Hawaii deputy sheriffs hoping for back hazard, overtime pay

By Peter Boylan Jan. 2, 2022

Grievances filed by state deputy sheriffs over a new payroll system, and protracted negotiations involving hazard and overtime pay related to the COVID-19 pandemic and protests of the Thirty Meter Telescope project on Mauna Kea appear to be inching toward resolution in 2022.

The issue of hazard pay for deputies who experienced upper respiratory infections, disorientation, trouble breathing, high blood pressure, mood changes and other maladies associated with exposure to altitudes of between 7,500 and 13,000 feet for more than three weeks straight, has been unresolved since 2019.

The deputy sheriffs, who work in the Sheriff Division of the Department of Public Safety, are also seeking compensation for law enforcement duties performed in hazardous conditions throughout the COVID-19 pandemic.

One deputy, who was evacuated from Mauna Kea after colleagues thought he was having a stroke, was later diagnosed with Bell’s palsy, an unexplained paralysis of facial muscles caused by nerve swelling and inflammation, according to an Aug. 18, 2019, memo from the Hawaii Government Employees Association, Local 150 AFL-CIO, to DPS that documents living and working conditions on the mountain.

The deputy who became ill lived and worked on Mauna Kea at varying altitudes for at least three straight weeks prior to the episode.

HGEA was aware of the state’s rapid deployment in 2019 of 38 deputies to monitor the occupation of Mauna Kea by protestors, and that the deputies were to live in the Onizuka Center for International Astronomy’s Hale Pohaku cabins. According to the memo, staff and astronomers at Hale Pohaku told the deputies that no one stays on the mountain for more than seven days at a time.

After the first five to six weeks, deputy sheriffs from Oahu or other islands who worked at Mauna Kea would come down to stay at sea level in Hilo each night following their shifts.

HGEA President Randy Perreira told the Honolulu Star-Advertiser the COVID- 19 hazard pay grievances appear headed to arbitration but the Mauna Kea hazard compensation should have been resolved by now.

“They very well should have addressed the Mauna Kea stuff by now, and I can’t understand the delay,” Perreira said. “The state has not acted on Mauna Kea nor any of the grievances, multiple grievances, for hazard pay thanks to the pandemic.”

Classification of hazard pay is a matter strictly within the jurisdiction of the state Department of Human Resources Development, DPS public information officer Toni Schwartz told the Star-Advertiser.

Seven deputies were evacuated from Mauna Kea for health concerns due to symptoms related to altitude sickness, she said. Deputies were stationed on Mauna Kea for nearly five months and were afforded breaks of up to three to five days every two to three weeks.

Some were provided alternate accommodations at a lower elevation after approximately four months of temporary duty assignments at 9,000 feet, Schwartz said.

Construction of the TMT is on an indefinite pause, and it’s uncertain whether deputies will be needed there in the future.

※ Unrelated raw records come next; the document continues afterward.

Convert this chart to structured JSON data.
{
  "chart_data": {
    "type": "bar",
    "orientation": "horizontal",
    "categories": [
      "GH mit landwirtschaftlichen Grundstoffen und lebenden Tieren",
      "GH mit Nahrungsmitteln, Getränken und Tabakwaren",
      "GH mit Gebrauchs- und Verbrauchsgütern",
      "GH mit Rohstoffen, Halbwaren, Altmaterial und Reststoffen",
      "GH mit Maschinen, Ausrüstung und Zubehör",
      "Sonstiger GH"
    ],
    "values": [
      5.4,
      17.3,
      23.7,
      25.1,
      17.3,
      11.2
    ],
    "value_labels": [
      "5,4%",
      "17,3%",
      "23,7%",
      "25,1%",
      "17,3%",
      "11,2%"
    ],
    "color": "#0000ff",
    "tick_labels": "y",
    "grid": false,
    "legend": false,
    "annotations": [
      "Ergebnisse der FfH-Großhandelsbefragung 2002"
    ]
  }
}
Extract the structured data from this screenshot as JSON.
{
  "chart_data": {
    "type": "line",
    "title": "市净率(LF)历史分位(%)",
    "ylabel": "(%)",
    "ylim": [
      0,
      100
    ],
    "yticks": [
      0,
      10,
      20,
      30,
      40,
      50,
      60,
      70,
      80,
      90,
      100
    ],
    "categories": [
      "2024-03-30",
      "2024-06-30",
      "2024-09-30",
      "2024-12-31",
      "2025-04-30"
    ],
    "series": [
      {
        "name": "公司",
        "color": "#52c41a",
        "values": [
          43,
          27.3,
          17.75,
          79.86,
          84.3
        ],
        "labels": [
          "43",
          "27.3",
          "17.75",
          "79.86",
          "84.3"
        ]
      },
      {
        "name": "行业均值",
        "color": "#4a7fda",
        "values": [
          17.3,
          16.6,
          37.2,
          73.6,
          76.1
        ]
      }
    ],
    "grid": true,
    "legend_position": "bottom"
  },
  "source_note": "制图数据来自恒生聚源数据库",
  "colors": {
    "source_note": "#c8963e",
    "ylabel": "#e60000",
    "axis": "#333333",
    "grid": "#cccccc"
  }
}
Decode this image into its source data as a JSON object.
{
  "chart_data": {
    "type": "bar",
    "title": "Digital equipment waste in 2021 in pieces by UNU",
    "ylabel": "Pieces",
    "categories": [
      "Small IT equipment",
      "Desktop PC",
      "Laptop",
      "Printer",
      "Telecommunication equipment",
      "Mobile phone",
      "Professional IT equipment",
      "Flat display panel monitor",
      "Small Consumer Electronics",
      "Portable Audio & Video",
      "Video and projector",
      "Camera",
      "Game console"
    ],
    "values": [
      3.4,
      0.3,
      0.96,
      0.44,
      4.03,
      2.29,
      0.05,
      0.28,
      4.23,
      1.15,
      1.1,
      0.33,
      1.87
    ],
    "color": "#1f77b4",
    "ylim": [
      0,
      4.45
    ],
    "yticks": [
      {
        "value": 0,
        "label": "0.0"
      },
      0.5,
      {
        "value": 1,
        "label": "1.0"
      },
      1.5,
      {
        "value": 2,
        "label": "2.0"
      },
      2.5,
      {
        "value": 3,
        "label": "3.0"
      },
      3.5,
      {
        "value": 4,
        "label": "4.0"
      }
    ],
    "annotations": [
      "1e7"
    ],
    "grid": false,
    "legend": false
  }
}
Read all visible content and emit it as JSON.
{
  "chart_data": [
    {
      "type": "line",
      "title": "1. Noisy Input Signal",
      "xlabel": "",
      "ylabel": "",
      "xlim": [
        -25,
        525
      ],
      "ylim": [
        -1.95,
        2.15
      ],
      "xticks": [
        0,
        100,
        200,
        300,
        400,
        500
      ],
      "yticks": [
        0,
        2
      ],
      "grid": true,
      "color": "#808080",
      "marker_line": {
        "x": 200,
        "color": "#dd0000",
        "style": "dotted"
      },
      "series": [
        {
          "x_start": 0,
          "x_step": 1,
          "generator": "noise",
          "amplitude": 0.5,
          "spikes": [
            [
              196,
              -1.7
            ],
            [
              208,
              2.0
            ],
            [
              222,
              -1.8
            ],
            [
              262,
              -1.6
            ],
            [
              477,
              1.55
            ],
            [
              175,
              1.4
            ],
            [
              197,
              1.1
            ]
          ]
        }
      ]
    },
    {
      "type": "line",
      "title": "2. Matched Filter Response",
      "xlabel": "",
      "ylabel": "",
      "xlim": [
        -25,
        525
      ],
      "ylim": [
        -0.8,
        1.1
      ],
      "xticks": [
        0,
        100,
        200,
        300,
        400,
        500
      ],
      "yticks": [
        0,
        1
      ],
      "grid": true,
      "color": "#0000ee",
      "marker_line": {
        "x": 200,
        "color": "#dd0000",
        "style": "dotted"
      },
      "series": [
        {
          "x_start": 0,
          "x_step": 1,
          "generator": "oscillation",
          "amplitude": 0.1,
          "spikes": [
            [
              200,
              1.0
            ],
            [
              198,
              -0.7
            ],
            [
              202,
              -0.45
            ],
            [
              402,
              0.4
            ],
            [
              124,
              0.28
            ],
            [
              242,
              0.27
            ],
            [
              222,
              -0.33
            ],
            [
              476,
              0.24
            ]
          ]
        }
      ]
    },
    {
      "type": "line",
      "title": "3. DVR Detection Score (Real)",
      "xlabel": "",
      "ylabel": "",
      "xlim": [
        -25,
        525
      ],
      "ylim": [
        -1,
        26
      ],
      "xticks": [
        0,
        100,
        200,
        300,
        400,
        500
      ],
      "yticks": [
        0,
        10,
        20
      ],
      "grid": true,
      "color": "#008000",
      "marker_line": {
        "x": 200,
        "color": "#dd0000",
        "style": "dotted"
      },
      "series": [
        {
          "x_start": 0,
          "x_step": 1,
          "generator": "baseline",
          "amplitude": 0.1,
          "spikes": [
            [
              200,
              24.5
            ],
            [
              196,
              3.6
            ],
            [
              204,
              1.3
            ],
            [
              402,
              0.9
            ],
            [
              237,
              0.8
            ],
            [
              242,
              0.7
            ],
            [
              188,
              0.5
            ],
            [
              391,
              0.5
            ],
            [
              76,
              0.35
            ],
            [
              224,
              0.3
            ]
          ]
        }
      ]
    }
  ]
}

“If a future request for assistance is made by the state to the Department of Public Safety Sheriff Division, the department will respond to the request at that time,” Schwartz said.

The most recent pay grievance filed on behalf of deputy sheriffs involves the Hawaii Information Portal payroll system.

The HIP system went live for DPS in August, and employees were required to complete online training to learn how to input their hours and other information to ensure they received the proper pay each period.

Some deputies, especially veterans in higher pay brackets, experienced shortages of base pay, months-long waits for overtime, discrepancies in leave accounting and other compensation issues.

The online training required by the state Department of Accounting and General Services was insufficient, deputies allege, and a pilot program that started with supervisors should have happened before the department-wide rollout.

Perreira said HGEA is in the process of working with the state to resolve the discrepancies and additional HIP training will be provided.